Sinônimo de vinho português no Brasil – de mãos dadas com Casal Gracia, talvez -, o Periquita alcançou tal nível de reconhecimento na ex-colônia a ponto de ser sempre lembrado entre os especialistas, e consumidores, como um vinho que representa Portugal e com preço acessível. Até as piadas de duplo sentido foram superadas diante do recall da marca. Mesmo assim, seguro morreu de velho, né não? A campanha internacional “Periquita, nas bocas do mundo desde 1850” foi considerada um tanto arriscada para atravessar o atlântico e não será divulgada no Brasil. Compreensível. Eu não arriscaria jogar este slogan deste lado do Atlântico em tempos de memes e redes sociais.

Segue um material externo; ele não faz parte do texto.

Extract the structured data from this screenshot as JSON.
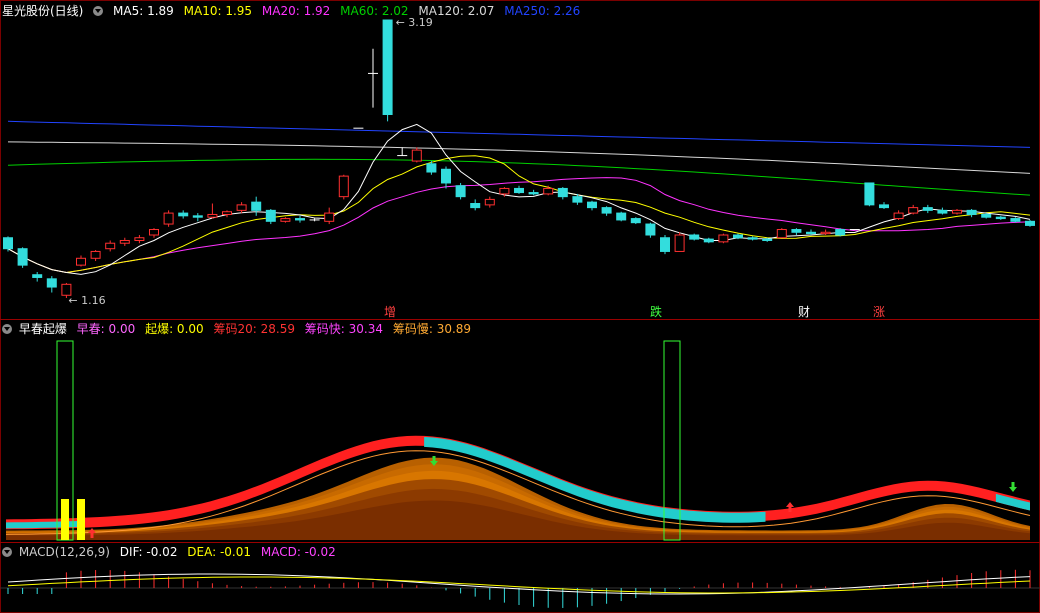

O Periquita tem este nome pois foi justamente numa região da Península de Setúbal conhecida como Cova da Periquita onde foram plantadas as primeiras videiras de castelão, a uva protagonista do vinho, originárias da região de Ribatejo. Como ficou conhecido como o vinho da Periquita o fundador resolveu adotar o nome. E deu certo. A ponto de muita gente confundir a uva castelão com uma imaginária periquita. Lá em 1988 já cravou uma medalha de ouro na Exposição de Vinhos de Berlim. Continuando o paralelo histórico com o Brasil, foi o ano da abolição da escravatura. O biscoito era fino: rótulos impressos em Paris, garrafas da França e Inglaterra. Primeiro vinho a ser engarrafado em Portugal, nesta época eram produzidas cerca de 50 mil garrafas ano. Curiosamente a marca Periquita só foi registrada em 1941.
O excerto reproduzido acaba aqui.